The term framework is very well defined: a framework is very similar to a library, except that Control is Inverted. (Inversion Of Control is the defining characteristic of what constitutes a framework.) IOW: you call a library, but a framework calls you.
Another way to think about it, is that you write an application, but leave all the un-interesting details blank and use libraries to fill them. A framework OTOH is an application. It is an application which has all the interesting details left blank for you to fill in. (Of course, in the code you use to fill in the blanks you can in turn call libraries yourself. Also, the framework itself will call libraries to implement its inner workings. And, frameworks usually come bundled with a rich set of libraries which are tightly integrated with the framework. However, the distinction is still clear. Just because the framework and the libraries ship together in one package doesn't mean there is no distinction.)
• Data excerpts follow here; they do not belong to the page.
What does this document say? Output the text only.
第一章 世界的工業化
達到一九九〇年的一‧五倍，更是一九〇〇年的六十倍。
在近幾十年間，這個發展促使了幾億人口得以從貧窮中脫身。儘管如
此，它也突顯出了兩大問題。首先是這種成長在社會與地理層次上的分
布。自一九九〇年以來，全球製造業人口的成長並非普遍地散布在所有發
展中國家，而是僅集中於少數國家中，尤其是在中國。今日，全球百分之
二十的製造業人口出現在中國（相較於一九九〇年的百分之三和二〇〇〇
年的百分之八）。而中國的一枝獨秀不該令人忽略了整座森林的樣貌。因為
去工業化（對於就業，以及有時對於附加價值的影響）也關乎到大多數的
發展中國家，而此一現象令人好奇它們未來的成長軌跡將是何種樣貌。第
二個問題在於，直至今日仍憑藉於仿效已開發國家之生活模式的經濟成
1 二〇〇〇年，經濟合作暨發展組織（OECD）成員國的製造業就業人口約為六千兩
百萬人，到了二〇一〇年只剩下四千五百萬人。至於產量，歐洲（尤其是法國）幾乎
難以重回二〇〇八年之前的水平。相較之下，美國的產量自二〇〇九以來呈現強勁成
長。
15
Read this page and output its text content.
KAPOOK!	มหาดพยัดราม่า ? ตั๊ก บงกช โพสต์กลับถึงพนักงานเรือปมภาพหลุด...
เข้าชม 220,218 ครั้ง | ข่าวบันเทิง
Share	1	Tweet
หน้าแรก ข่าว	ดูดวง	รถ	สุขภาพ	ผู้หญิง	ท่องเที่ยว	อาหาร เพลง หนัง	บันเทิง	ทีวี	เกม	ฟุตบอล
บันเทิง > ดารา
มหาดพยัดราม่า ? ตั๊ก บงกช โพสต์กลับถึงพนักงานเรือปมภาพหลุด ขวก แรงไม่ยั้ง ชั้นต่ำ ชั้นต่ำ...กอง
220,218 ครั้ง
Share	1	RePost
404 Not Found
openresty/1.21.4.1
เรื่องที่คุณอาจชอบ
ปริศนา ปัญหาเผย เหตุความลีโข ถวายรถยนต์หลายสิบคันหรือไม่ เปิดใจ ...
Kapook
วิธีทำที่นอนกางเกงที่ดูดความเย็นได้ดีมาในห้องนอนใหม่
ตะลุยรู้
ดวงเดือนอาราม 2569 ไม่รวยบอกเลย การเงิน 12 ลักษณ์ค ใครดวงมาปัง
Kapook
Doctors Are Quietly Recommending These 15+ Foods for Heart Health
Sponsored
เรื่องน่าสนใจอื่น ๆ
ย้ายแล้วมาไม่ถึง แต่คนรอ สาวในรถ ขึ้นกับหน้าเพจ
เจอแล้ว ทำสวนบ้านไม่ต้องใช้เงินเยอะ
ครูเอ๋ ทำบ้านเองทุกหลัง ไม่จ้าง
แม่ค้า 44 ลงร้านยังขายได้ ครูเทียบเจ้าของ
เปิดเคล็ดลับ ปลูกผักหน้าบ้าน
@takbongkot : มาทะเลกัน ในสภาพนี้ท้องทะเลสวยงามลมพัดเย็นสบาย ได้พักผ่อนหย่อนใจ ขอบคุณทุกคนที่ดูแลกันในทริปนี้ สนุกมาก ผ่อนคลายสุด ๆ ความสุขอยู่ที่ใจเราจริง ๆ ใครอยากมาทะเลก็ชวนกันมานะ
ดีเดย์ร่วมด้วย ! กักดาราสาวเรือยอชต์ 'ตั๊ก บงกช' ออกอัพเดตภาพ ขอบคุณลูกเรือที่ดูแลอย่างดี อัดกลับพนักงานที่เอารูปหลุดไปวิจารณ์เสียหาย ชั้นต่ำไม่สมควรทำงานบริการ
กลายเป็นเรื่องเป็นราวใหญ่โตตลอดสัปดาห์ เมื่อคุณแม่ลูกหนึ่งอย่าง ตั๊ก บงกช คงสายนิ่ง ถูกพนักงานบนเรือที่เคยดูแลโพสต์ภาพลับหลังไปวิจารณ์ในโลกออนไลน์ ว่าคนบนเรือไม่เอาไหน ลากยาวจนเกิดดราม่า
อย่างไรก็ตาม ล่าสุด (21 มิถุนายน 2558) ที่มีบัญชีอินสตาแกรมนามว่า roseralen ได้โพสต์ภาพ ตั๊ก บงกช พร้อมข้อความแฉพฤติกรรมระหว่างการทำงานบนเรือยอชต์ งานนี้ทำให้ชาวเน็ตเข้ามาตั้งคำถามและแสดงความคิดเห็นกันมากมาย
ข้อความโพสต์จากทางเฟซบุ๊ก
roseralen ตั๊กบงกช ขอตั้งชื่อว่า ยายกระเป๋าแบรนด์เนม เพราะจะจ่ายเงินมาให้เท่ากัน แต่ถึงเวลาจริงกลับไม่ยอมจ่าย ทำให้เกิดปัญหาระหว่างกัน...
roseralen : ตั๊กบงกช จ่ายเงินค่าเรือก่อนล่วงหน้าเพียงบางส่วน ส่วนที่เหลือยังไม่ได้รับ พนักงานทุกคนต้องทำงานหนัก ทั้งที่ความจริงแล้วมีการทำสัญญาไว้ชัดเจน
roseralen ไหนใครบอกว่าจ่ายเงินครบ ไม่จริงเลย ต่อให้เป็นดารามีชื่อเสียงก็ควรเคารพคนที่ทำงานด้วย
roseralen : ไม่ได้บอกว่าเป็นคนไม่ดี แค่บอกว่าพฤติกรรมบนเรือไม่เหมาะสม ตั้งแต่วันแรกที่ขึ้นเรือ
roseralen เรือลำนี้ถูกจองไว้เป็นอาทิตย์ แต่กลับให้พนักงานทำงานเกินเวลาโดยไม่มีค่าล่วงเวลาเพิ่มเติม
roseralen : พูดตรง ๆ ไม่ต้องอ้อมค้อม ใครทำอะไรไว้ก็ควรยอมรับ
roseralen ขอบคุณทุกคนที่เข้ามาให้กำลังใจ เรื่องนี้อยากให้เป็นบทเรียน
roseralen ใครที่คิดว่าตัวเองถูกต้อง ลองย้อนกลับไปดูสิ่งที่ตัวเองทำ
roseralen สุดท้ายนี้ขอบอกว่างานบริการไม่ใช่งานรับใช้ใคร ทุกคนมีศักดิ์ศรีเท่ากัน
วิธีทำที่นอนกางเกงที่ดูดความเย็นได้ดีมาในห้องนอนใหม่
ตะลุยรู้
The term platform, however, is not so well defined. It is also heavily overloaded. In the context of porting native applications, it usually refers to the combination of CPU ISA (e.g. x86, AMD64, IA-64, POWER, MIPS, ARMv9, Sparc), hardware architecture (PC, CHRP, PReP, Mac), kernel (Linux, NT) and base libraries (POSIX, Win32, Core Foundation).
In the broader context of software development, "platform" usually literally means "that which your code stands on". For a native application, that could be basically the same as above, for a JVM application it could be the JVM plus the JRE plus OSGI.
Basically, you can take the metaphor quite literal: a platform allows you (i.e. your code) to stand on higher ground than you could without it.